You Be the Coder:
Should You Bill Post I&D Packing Changes?
Published on Sat Jun 11, 2005
Question: An otolaryngologist performs the following inpatient procedures:
incision and drainage (I&D) of a deep abscess of the neck (21501) on days 1 and 3.
packing change (15852) on days 4 and 5. Should I include the packing removal as part of 21501?
New Jersey Subscriber
Answer: No. You may separately report the dressing change with 15852 (Dressing change [for other than burns] under anesthesia [other than local]). The National Correct Coding Initiative does not bundle 15852 and 21501 (Incision and drainage, deep abscess or hematoma, soft tissues of neck or thorax). Code 15852 is not typical follow-up care. The surgeon places the patient under conscious sedation or general anesthesia to change the packing.

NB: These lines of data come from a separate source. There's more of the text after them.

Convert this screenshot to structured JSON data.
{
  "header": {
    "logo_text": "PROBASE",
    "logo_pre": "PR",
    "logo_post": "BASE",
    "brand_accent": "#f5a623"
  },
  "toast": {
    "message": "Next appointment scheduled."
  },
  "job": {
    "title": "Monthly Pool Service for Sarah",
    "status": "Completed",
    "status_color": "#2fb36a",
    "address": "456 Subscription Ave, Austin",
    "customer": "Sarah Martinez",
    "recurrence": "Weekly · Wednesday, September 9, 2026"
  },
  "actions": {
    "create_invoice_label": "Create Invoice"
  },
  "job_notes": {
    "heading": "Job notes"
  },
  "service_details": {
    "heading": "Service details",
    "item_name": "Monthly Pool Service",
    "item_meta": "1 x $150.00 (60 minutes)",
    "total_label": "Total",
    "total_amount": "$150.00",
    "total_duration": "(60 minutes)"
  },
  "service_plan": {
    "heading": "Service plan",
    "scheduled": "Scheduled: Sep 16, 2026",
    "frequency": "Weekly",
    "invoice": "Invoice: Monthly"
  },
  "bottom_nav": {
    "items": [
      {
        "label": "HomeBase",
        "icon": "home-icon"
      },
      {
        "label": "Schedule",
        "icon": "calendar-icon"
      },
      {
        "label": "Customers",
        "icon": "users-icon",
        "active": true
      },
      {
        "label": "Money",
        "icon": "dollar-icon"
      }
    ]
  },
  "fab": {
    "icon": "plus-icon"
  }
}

Your ICD-9 coding should demonstrate that the procedures are separate. Use the abscess diagnosis (for instance 682.1, Neck cellulitis and abscess) for the I&Ds (21501). Link the packing changes (15852) to the open wound code (such as 874.10, Open wound of larynx with trachea, complicated).
Remember: Code 21501 has a 90-day global surgical period. Therefore, you will need a postoperative period modifier on the subsequent procedures to indicate their relationship to the I&Ds' global periods.
Look carefully at your otolaryngologist's I&D documentation. If she notes that if the initial I&D doesn't work, she will perform another I&D, you can justify modifier -58 (Staged or related procedure or service by the same physician during the postoperative period) on the second I&D. But if the otolaryngologist doesn't indicate she planned the second I&D and she performs the procedure in the operating room - rather than at the patient's bedside - you would append modifier 78 (Return to the operating room for a related procedure during the postoperative period) to day three's I&D: 21501-78.
The patient probably required the packing changes due to a complication or infection. Thus, you would append modifier -78 to day four and five's 15852. If the otolaryngologist planned the dressing changes prior to day four, you should instead use modifier -58 on 15852.
If a payer denies the dressing charges (15852), you may challenge the decision. Inform the insurer that the majority of I&D patients do not require dressing changes. Therefore, 21501 should not include 15852.